E o Globo de Ouro, hein?

Luiz Carlos Merten

08 Janeiro 2017 | 22h54

RIO – Fui à redação do Estado fazer minha capa com a entrevista de Luiz Fernando Carvalho – que vai para dentro e será substituída, em São Paulo, pela cobertura do Globo de Ouro. Estou num hotel que não tem TNT e, embora tenhamos tentado, Dib e eu, 1001 formas de acompanhar a cerimônia, não deu. Fo…-se a TNT e o Globo de Ouro. Foi-se o tempo em que o prêmio podia ser considerado prévia do Oscar. E os tais correspondentes estrangeiros de Hollywood não estão com nada. Mais parecem o crioulo doido do samba de Sérgio Porto.
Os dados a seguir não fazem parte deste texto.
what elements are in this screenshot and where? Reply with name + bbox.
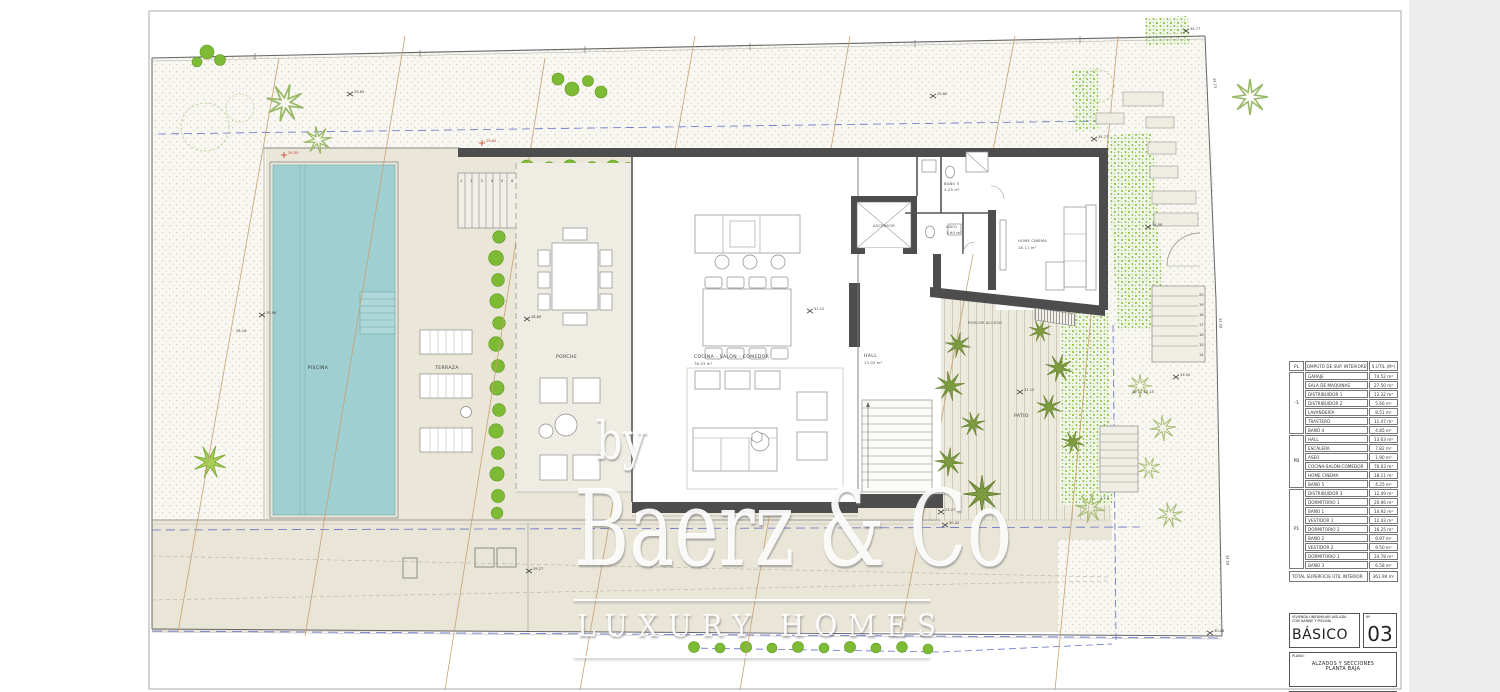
svg-text:29.60: 29.60 bbox=[354, 90, 365, 94]
table-row: HALL 13.03 m² bbox=[1305, 435, 1398, 443]
terraza-label: TERRAZA bbox=[434, 365, 459, 371]
interior-stairs: ESCALERA bbox=[862, 400, 932, 500]
svg-text:31.12: 31.12 bbox=[814, 307, 824, 311]
table-row: COCINA-SALÓN-COMEDOR 76.03 m² bbox=[1305, 462, 1398, 470]
area-group-ground: PB HALL 13.03 m² ESCALERA 7.82 m² ASEO 1… bbox=[1289, 435, 1398, 488]
table-row: DISTRIBUIDOR 3 12.49 m² bbox=[1305, 489, 1398, 497]
watermark-rule-bottom bbox=[574, 656, 930, 658]
table-row: ESCALERA 7.82 m² bbox=[1305, 444, 1398, 452]
sun-loungers bbox=[420, 330, 472, 452]
svg-text:29.27: 29.27 bbox=[533, 567, 543, 571]
area-group-basement: -1 GARAJE 74.52 m² SALA DE MAQUINAS 27.5… bbox=[1289, 372, 1398, 434]
svg-text:29.35: 29.35 bbox=[288, 151, 298, 155]
svg-text:18: 18 bbox=[1199, 313, 1204, 317]
table-row: GARAJE 74.52 m² bbox=[1305, 372, 1398, 380]
svg-text:17: 17 bbox=[1199, 323, 1204, 327]
table-row: BAÑO 5 4.25 m² bbox=[1305, 480, 1398, 488]
table-row: BAÑO 2 6.97 m² bbox=[1305, 534, 1398, 542]
stair-numbers-bottom: 10 11 12 13 bbox=[1132, 390, 1154, 394]
architectural-drawing-sheet: PISCINA TERRAZA bbox=[0, 0, 1500, 692]
patio-stairs: 1 2 3 bbox=[1100, 426, 1138, 500]
svg-text:1.90 m²: 1.90 m² bbox=[946, 231, 962, 235]
svg-text:31.12: 31.12 bbox=[1024, 388, 1034, 392]
area-group-first: P1 DISTRIBUIDOR 3 12.49 m² DORMITORIO 1 … bbox=[1289, 489, 1398, 569]
svg-text:30.28: 30.28 bbox=[1214, 629, 1225, 633]
table-row: BAÑO 3 6.58 m² bbox=[1305, 561, 1398, 569]
svg-text:23.27: 23.27 bbox=[945, 508, 955, 512]
table-row: DISTRIBUIDOR 2 5.66 m² bbox=[1305, 399, 1398, 407]
table-row: DORMITORIO 3 24.78 m² bbox=[1305, 552, 1398, 560]
sheet-number-box: Nº 03 bbox=[1363, 613, 1397, 648]
page-margin bbox=[1409, 0, 1500, 692]
svg-text:34.58: 34.58 bbox=[1225, 555, 1230, 566]
svg-text:33.50: 33.50 bbox=[1180, 373, 1191, 377]
swimming-pool: PISCINA bbox=[270, 162, 398, 518]
svg-text:76.03 m²: 76.03 m² bbox=[694, 362, 713, 366]
table-row: ASEO 1.90 m² bbox=[1305, 453, 1398, 461]
table-row: BAÑO 4 4.85 m² bbox=[1305, 426, 1398, 434]
svg-text:29.62: 29.62 bbox=[486, 139, 496, 143]
area-table: PL COMPUTO DE SUP. INTERIORES S.UTIL (M²… bbox=[1289, 361, 1398, 582]
cocina-label: COCINA - SALÓN - COMEDOR bbox=[694, 353, 770, 360]
patio-label: PATIO bbox=[1014, 413, 1029, 419]
escalera-label: ESCALERA bbox=[876, 496, 897, 500]
floor-plan-drawing: PISCINA TERRAZA bbox=[0, 0, 1500, 692]
table-row: SALA DE MAQUINAS 27.50 m² bbox=[1305, 381, 1398, 389]
table-row: DORMITORIO 1 20.06 m² bbox=[1305, 498, 1398, 506]
table-row: DISTRIBUIDOR 1 12.32 m² bbox=[1305, 390, 1398, 398]
terrace: TERRAZA bbox=[420, 330, 472, 452]
project-box: VIVIENDA UNIFAMILIAR AISLADA CON GARAJE … bbox=[1289, 613, 1360, 648]
svg-text:30.42: 30.42 bbox=[949, 521, 959, 525]
table-row: LAVANDERÍA 8.51 m² bbox=[1305, 408, 1398, 416]
table-row: HOME CINEMA 18.11 m² bbox=[1305, 471, 1398, 479]
porche-label: PORCHE bbox=[556, 354, 577, 360]
sheet-number: 03 bbox=[1364, 622, 1396, 646]
table-row: VESTIDOR 2 9.50 m² bbox=[1305, 543, 1398, 551]
svg-text:34.50: 34.50 bbox=[1218, 318, 1223, 329]
bano5-label: BAÑO 5 bbox=[944, 181, 960, 186]
porch-floor bbox=[516, 163, 632, 492]
plano-box: PLANO: ALZADOS Y SECCIONES PLANTA BAJA bbox=[1289, 652, 1397, 687]
svg-text:16: 16 bbox=[1199, 333, 1204, 337]
svg-text:4.25 m²: 4.25 m² bbox=[944, 188, 960, 192]
table-row: BAÑO 1 14.92 m² bbox=[1305, 507, 1398, 515]
svg-text:19: 19 bbox=[1199, 303, 1204, 307]
piscina-label: PISCINA bbox=[308, 365, 329, 371]
porche-acceso-label: PORCHE ACCESO bbox=[968, 321, 1002, 325]
svg-text:15: 15 bbox=[1199, 343, 1204, 347]
svg-text:13.03 m²: 13.03 m² bbox=[864, 361, 883, 365]
svg-text:28.89: 28.89 bbox=[531, 315, 542, 319]
area-total-row: TOTAL SUPERFICIE ÚTIL INTERIOR 361.94 m² bbox=[1289, 571, 1398, 582]
hall-label: HALL bbox=[864, 353, 877, 359]
svg-text:34.58: 34.58 bbox=[1152, 223, 1163, 227]
table-row: TRASTERO 11.47 m² bbox=[1305, 417, 1398, 425]
watermark-rule-top bbox=[574, 599, 930, 601]
bottom-hedge-row bbox=[689, 641, 934, 654]
ascensor-label: ASCENSOR bbox=[873, 224, 895, 228]
title-block: VIVIENDA UNIFAMILIAR AISLADA CON GARAJE … bbox=[1289, 613, 1397, 692]
svg-text:18.11 m²: 18.11 m² bbox=[1018, 246, 1037, 250]
stair-numbers-patio: 1 2 3 bbox=[1100, 496, 1109, 500]
area-table-header: PL COMPUTO DE SUP. INTERIORES S.UTIL (M²… bbox=[1289, 361, 1398, 371]
elevator: ASCENSOR bbox=[851, 196, 917, 254]
table-row: DORMITORIO 2 16.25 m² bbox=[1305, 525, 1398, 533]
aseo-label: ASEO bbox=[946, 225, 957, 229]
phase-label: BÁSICO bbox=[1292, 627, 1357, 643]
home-cinema-label: HOME CINEMA bbox=[1018, 239, 1047, 243]
svg-text:14: 14 bbox=[1199, 353, 1204, 357]
svg-text:20: 20 bbox=[1199, 293, 1204, 297]
svg-text:34.77: 34.77 bbox=[1098, 135, 1108, 139]
svg-text:28.16: 28.16 bbox=[236, 329, 247, 333]
table-row: VESTIDOR 1 12.43 m² bbox=[1305, 516, 1398, 524]
svg-text:34.73: 34.73 bbox=[1212, 78, 1217, 89]
svg-text:29.60: 29.60 bbox=[937, 92, 948, 96]
svg-text:34.77: 34.77 bbox=[1190, 27, 1200, 31]
svg-text:29.96: 29.96 bbox=[266, 311, 277, 315]
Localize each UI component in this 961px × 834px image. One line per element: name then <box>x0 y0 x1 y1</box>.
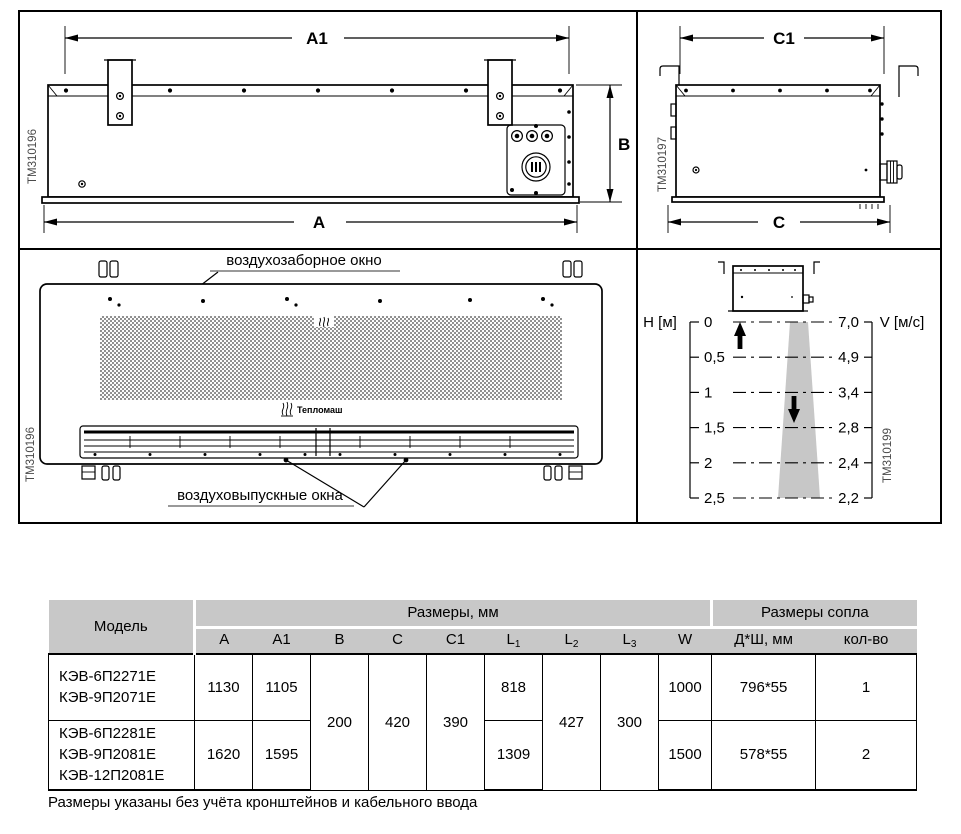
drawings-panel: A1 <box>18 10 942 524</box>
col-header-l1: L1 <box>485 627 543 654</box>
model-cell: КЭВ-6П2281Е КЭВ-9П2081Е КЭВ-12П2081Е <box>49 720 195 790</box>
model-name: КЭВ-9П2081Е <box>59 744 194 765</box>
dim-b-label: B <box>618 135 630 154</box>
table-row: КЭВ-6П2271Е КЭВ-9П2071Е 1130 1105 200 42… <box>49 654 917 720</box>
bottom-plate <box>672 197 884 202</box>
dim-a1-label: A1 <box>306 29 328 48</box>
footnote: Размеры указаны без учёта кронштейнов и … <box>48 794 477 811</box>
intake-mesh <box>100 316 562 400</box>
model-cell: КЭВ-6П2271Е КЭВ-9П2071Е <box>49 654 195 720</box>
dimensions-table: Модель Размеры, мм Размеры сопла A A1 B … <box>48 600 917 791</box>
h-tick-5: 2,5 <box>704 490 725 507</box>
cell-l1: 818 <box>485 654 543 720</box>
bottom-plate <box>42 197 579 203</box>
col-header-nozzle-count: кол-во <box>816 627 917 654</box>
h-tick-2: 1 <box>704 384 712 401</box>
cell-c-merged: 420 <box>369 654 427 790</box>
col-header-a1: A1 <box>253 627 311 654</box>
connector-icon <box>522 153 550 181</box>
cable-gland-icon <box>880 161 902 183</box>
col-header-a: A <box>195 627 253 654</box>
up-arrow-icon <box>734 322 746 349</box>
hanger-hooks-top-right <box>563 261 582 277</box>
cell-w: 1500 <box>659 720 712 790</box>
hanger-bottom-left <box>82 466 120 480</box>
h-tick-4: 2 <box>704 455 712 472</box>
cell-b-merged: 200 <box>311 654 369 790</box>
cell-nozzle-size: 578*55 <box>712 720 816 790</box>
group-header-nozzle: Размеры сопла <box>712 600 917 627</box>
cell-w: 1000 <box>659 654 712 720</box>
outlet-label: воздуховыпускные окна <box>177 487 343 504</box>
hanger-bottom-right <box>544 466 582 480</box>
cell-c1-merged: 390 <box>427 654 485 790</box>
cell-a1: 1595 <box>253 720 311 790</box>
model-name: КЭВ-9П2071Е <box>59 687 194 708</box>
cell-nozzle-size: 796*55 <box>712 654 816 720</box>
mounting-bracket-left <box>104 60 136 125</box>
airflow-chart: H [м] 0 0,5 1 1,5 2 2,5 V [м/с] 7,0 4,9 <box>638 250 940 522</box>
intake-label: воздухозаборное окно <box>226 252 381 269</box>
col-header-l2: L2 <box>543 627 601 654</box>
cell-l2-merged: 427 <box>543 654 601 790</box>
cell-a: 1130 <box>195 654 253 720</box>
side-view-cell: C1 <box>638 12 940 250</box>
dimension-b: B <box>576 85 630 202</box>
dimension-a: A <box>44 205 577 233</box>
v-tick-2: 3,4 <box>838 384 859 401</box>
dimension-c: C <box>668 205 890 233</box>
dim-c-label: C <box>773 213 785 232</box>
airflow-chart-cell: H [м] 0 0,5 1 1,5 2 2,5 V [м/с] 7,0 4,9 <box>638 250 940 522</box>
vent-mark-icon <box>314 316 334 327</box>
vent-ticks <box>860 204 878 209</box>
h-tick-3: 1,5 <box>704 420 725 437</box>
h-tick-1: 0,5 <box>704 349 725 366</box>
v-tick-1: 4,9 <box>838 349 859 366</box>
figure-id-front: TM310196 <box>25 427 37 482</box>
figure-id-side: TM310197 <box>657 137 669 192</box>
cell-a: 1620 <box>195 720 253 790</box>
cell-l3-merged: 300 <box>601 654 659 790</box>
model-name: КЭВ-6П2281Е <box>59 723 194 744</box>
cell-a1: 1105 <box>253 654 311 720</box>
cell-l1: 1309 <box>485 720 543 790</box>
v-tick-5: 2,2 <box>838 490 859 507</box>
col-header-b: B <box>311 627 369 654</box>
dimension-c1: C1 <box>680 26 884 74</box>
v-tick-3: 2,8 <box>838 420 859 437</box>
side-view-drawing: C1 <box>638 12 940 248</box>
h-tick-0: 0 <box>704 314 712 331</box>
dim-c1-label: C1 <box>773 29 795 48</box>
rear-view-cell: A1 <box>20 12 638 250</box>
col-header-c1: C1 <box>427 627 485 654</box>
ceiling-bracket-right <box>899 66 918 97</box>
datasheet-page: A1 <box>0 0 961 834</box>
figure-id-flow: TM310199 <box>882 428 894 483</box>
unit-pictogram <box>718 262 820 311</box>
rear-view-drawing: A1 <box>20 12 636 248</box>
figure-id-rear: TM310196 <box>27 129 39 184</box>
v-tick-4: 2,4 <box>838 455 859 472</box>
dim-a-label: A <box>313 213 325 232</box>
brand-label: Тепломаш <box>297 405 343 415</box>
col-header-w: W <box>659 627 712 654</box>
hanger-hooks-top-left <box>99 261 118 277</box>
v-axis-label: V [м/с] <box>880 314 925 331</box>
front-view-drawing: воздухозаборное окно <box>20 250 636 522</box>
group-header-dimensions: Размеры, мм <box>195 600 712 627</box>
unit-body-side <box>671 85 884 209</box>
col-header-c: C <box>369 627 427 654</box>
h-axis-label: H [м] <box>643 314 677 331</box>
mounting-bracket-right <box>484 60 516 125</box>
cell-nozzle-count: 2 <box>816 720 917 790</box>
col-header-nozzle-size: Д*Ш, мм <box>712 627 816 654</box>
col-header-l3: L3 <box>601 627 659 654</box>
cell-nozzle-count: 1 <box>816 654 917 720</box>
outlet-callout: воздуховыпускные окна <box>168 458 408 507</box>
h-axis: H [м] 0 0,5 1 1,5 2 2,5 <box>643 314 725 507</box>
model-name: КЭВ-12П2081Е <box>59 765 194 786</box>
v-tick-0: 7,0 <box>838 314 859 331</box>
model-name: КЭВ-6П2271Е <box>59 666 194 687</box>
front-view-cell: воздухозаборное окно <box>20 250 638 522</box>
col-header-model: Модель <box>49 600 195 654</box>
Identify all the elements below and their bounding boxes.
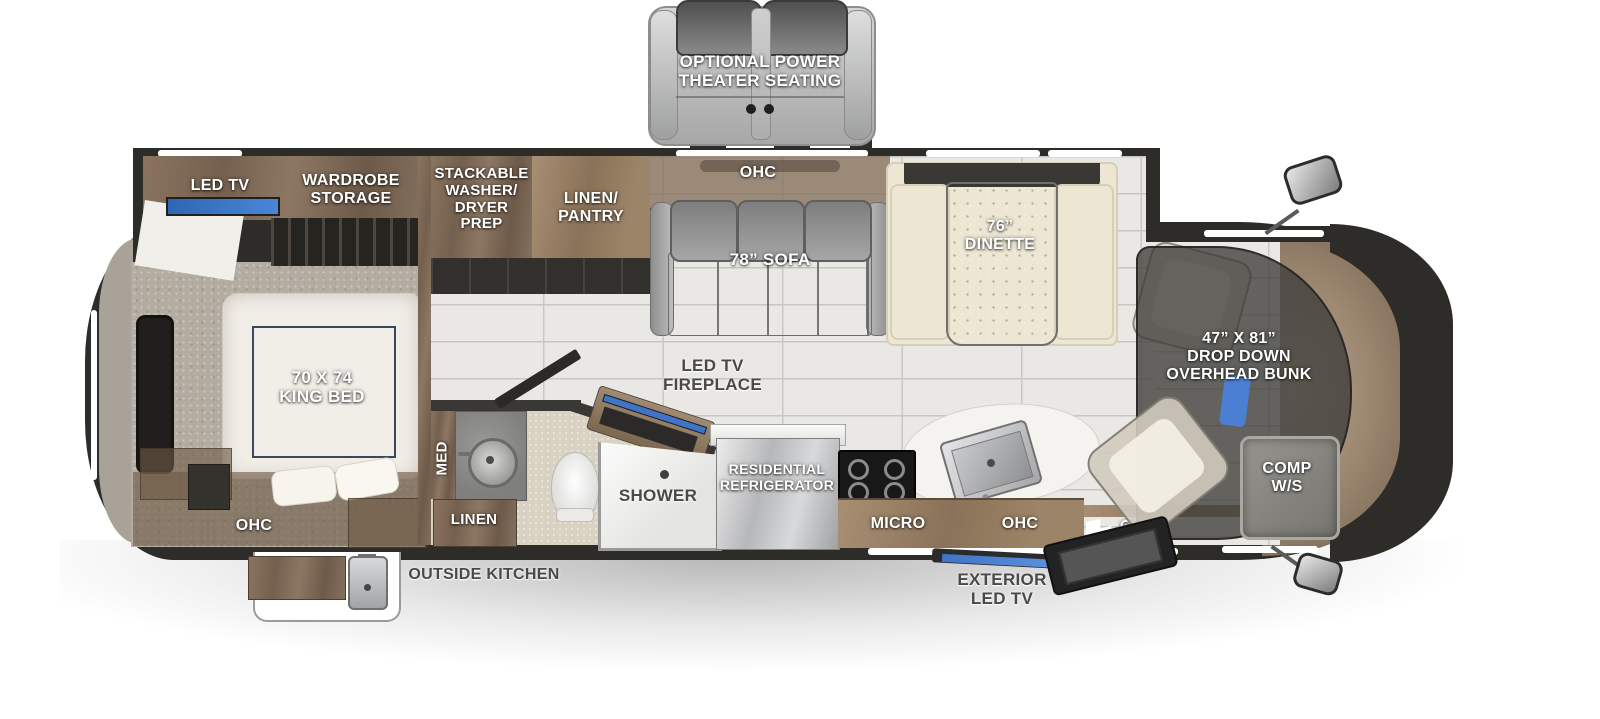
- outside-kitchen-cabinet: [248, 556, 346, 600]
- kitchen-ohc-label: OHC: [990, 515, 1050, 533]
- bath-linen-label: LINEN: [433, 512, 515, 529]
- comp-workstation-label: COMP W/S: [1244, 460, 1330, 496]
- overhead-bunk-label: 47” X 81” DROP DOWN OVERHEAD BUNK: [1146, 330, 1332, 384]
- bath-sink: [468, 438, 518, 488]
- bath-sink-drain: [486, 456, 494, 464]
- burner: [884, 459, 905, 480]
- bedroom-bench: [348, 498, 427, 548]
- dinette-bench: [890, 184, 950, 340]
- cabinet-shelf: [431, 258, 658, 294]
- theater-seat-seam: [676, 96, 844, 98]
- window: [926, 150, 1040, 157]
- rear-led-tv-label: LED TV: [160, 177, 280, 195]
- passenger-seat-cushion: [1104, 414, 1209, 517]
- theater-seating: OPTIONAL POWER THEATER SEATING: [648, 0, 872, 152]
- floorplan-canvas: OPTIONAL POWER THEATER SEATING LED TV WA…: [0, 0, 1600, 719]
- micro-label: MICRO: [858, 515, 938, 533]
- outside-kitchen-label: OUTSIDE KITCHEN: [404, 566, 564, 584]
- washer-dryer-label: STACKABLE WASHER/ DRYER PREP: [431, 166, 532, 233]
- theater-seat-back-left: [676, 0, 762, 56]
- dinette-table: [946, 182, 1058, 346]
- theater-seating-label: OPTIONAL POWER THEATER SEATING: [652, 52, 868, 90]
- outside-kitchen-sink-drain: [364, 584, 371, 591]
- theater-seat-cupholder: [764, 104, 774, 114]
- king-bed-label: 70 X 74 KING BED: [252, 368, 392, 406]
- med-label: MED: [435, 423, 452, 493]
- rear-cap-window: [91, 310, 97, 480]
- dinette-label: 76” DINETTE: [946, 218, 1054, 254]
- outside-kitchen-sink: [348, 556, 388, 610]
- outside-kitchen-faucet: [358, 554, 376, 558]
- theater-seat-back-right: [762, 0, 848, 56]
- wardrobe-hanging-area: [271, 218, 425, 266]
- rear-led-tv-screen: [166, 197, 280, 216]
- wardrobe-label: WARDROBE STORAGE: [284, 172, 418, 208]
- tv-fireplace-label: LED TV FIREPLACE: [640, 356, 785, 394]
- bedroom-wall: [418, 156, 431, 545]
- burner: [848, 459, 869, 480]
- side-mirror-top: [1281, 153, 1345, 208]
- bedroom-nightstand: [188, 464, 230, 510]
- sofa-ohc-label: OHC: [728, 164, 788, 182]
- bedroom-ohc-label: OHC: [222, 517, 286, 535]
- refrigerator: [716, 438, 840, 550]
- toilet-tank: [556, 508, 594, 522]
- bath-faucet: [458, 452, 472, 456]
- refrigerator-label: RESIDENTIAL REFRIGERATOR: [716, 462, 838, 493]
- dinette-bench: [1054, 184, 1114, 340]
- bed-pillow: [270, 465, 337, 507]
- theater-seat-cupholder: [746, 104, 756, 114]
- shower-label: SHOWER: [606, 486, 710, 505]
- linen-pantry-label: LINEN/ PANTRY: [540, 190, 642, 226]
- sofa-label: 78” SOFA: [690, 250, 850, 269]
- shower-drain: [660, 470, 669, 479]
- window: [1048, 150, 1122, 157]
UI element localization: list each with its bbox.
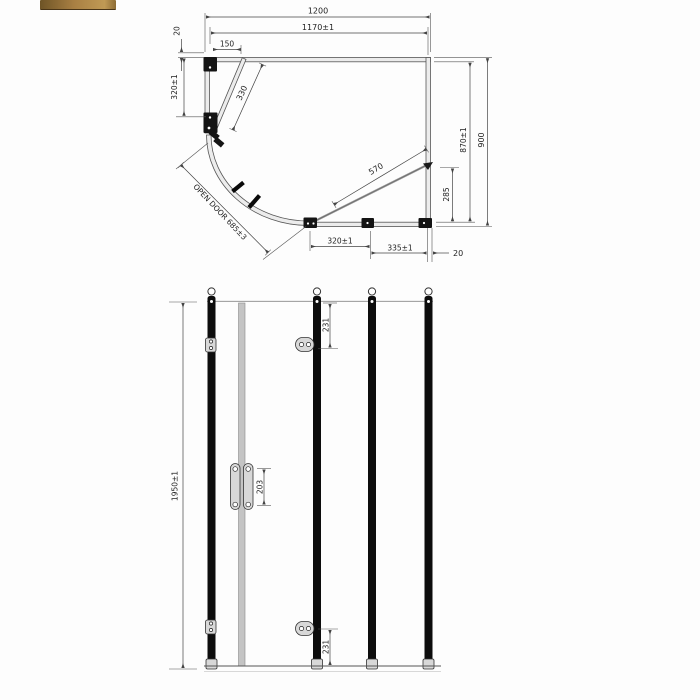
pivot-cap-ball — [368, 288, 375, 295]
pivot-dot — [316, 300, 319, 303]
dim-side-opening: 285 — [440, 168, 459, 222]
plan-bracket-bottom-1 — [304, 218, 318, 229]
pivot-dot — [210, 300, 213, 303]
dim-label-right-wall-thickness: 20 — [453, 249, 463, 258]
elevation-hinge-bottom — [296, 622, 315, 636]
elevation-profile-4 — [425, 288, 433, 666]
dim-door-projection: 150 — [213, 40, 241, 55]
dim-label-door-projection: 150 — [220, 40, 235, 49]
dim-label-overall-height: 1950±1 — [171, 471, 180, 501]
dim-handle-length: 203 — [256, 469, 272, 506]
plan-bracket-top-left — [204, 57, 218, 72]
dim-inner-width: 1170±1 — [210, 23, 428, 55]
plan-right-wall — [426, 58, 431, 227]
dim-diagonal-opening: 570 — [332, 146, 429, 208]
elevation-hinge-top — [296, 338, 315, 352]
dim-left-panel: 320±1 — [170, 59, 206, 117]
dim-bottom-panel-left: 320±1 — [310, 231, 371, 259]
dim-label-diagonal-opening: 570 — [367, 161, 385, 177]
plan-bracket-dot — [209, 116, 211, 118]
dim-label-overall-depth: 900 — [477, 132, 486, 147]
dim-label-open-door: OPEN DOOR 685±3 — [191, 182, 248, 242]
plan-curve-handle-knob — [249, 196, 260, 208]
plan-curve-handle-knob — [233, 183, 244, 192]
dim-label-inner-depth: 870±1 — [459, 127, 468, 153]
plan-bracket-dot — [209, 66, 211, 68]
plan-bracket-dot — [208, 127, 211, 130]
dim-label-overall-width: 1200 — [308, 7, 328, 16]
dim-overall-height: 1950±1 — [169, 302, 197, 669]
pivot-cap-ball — [425, 288, 432, 295]
dim-label-bottom-hinge-offset: 231 — [322, 640, 331, 655]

No ano passado, selecionaram Perdido em Marte, de Ridley Scott, como finalista para melhor comédia ou musical. Pode? Este ano, como sempre, temos cinco indicados para melhor drama e cinco para comédia. Desses dez, deveriam sair os cinco indicados para melhor diretor, mas os correspondentes conseguiram selecionar apenas três dos dez. Os dois restantes são de filmes que não entraram em nenhuma lista. Como? Os caras são o ó. Somando-se a isso o fato de que os próprios distribuidores cagam para o Globo de Ouro e nem mostraram para a imprensa Manchester à Beira-Mar e La La Land, favoritos para drama e comédia, não consigo estar triste por não participar da cobertura. Não conseguiria opínar, exceto para filme estrangeiro. Creio que vai dar Toni Erdmann, de Maren Ade, mas eu votaria no iraniano – O Apartamento, de Asghar Farhadi – que revi ontem, e do qual gosto mais.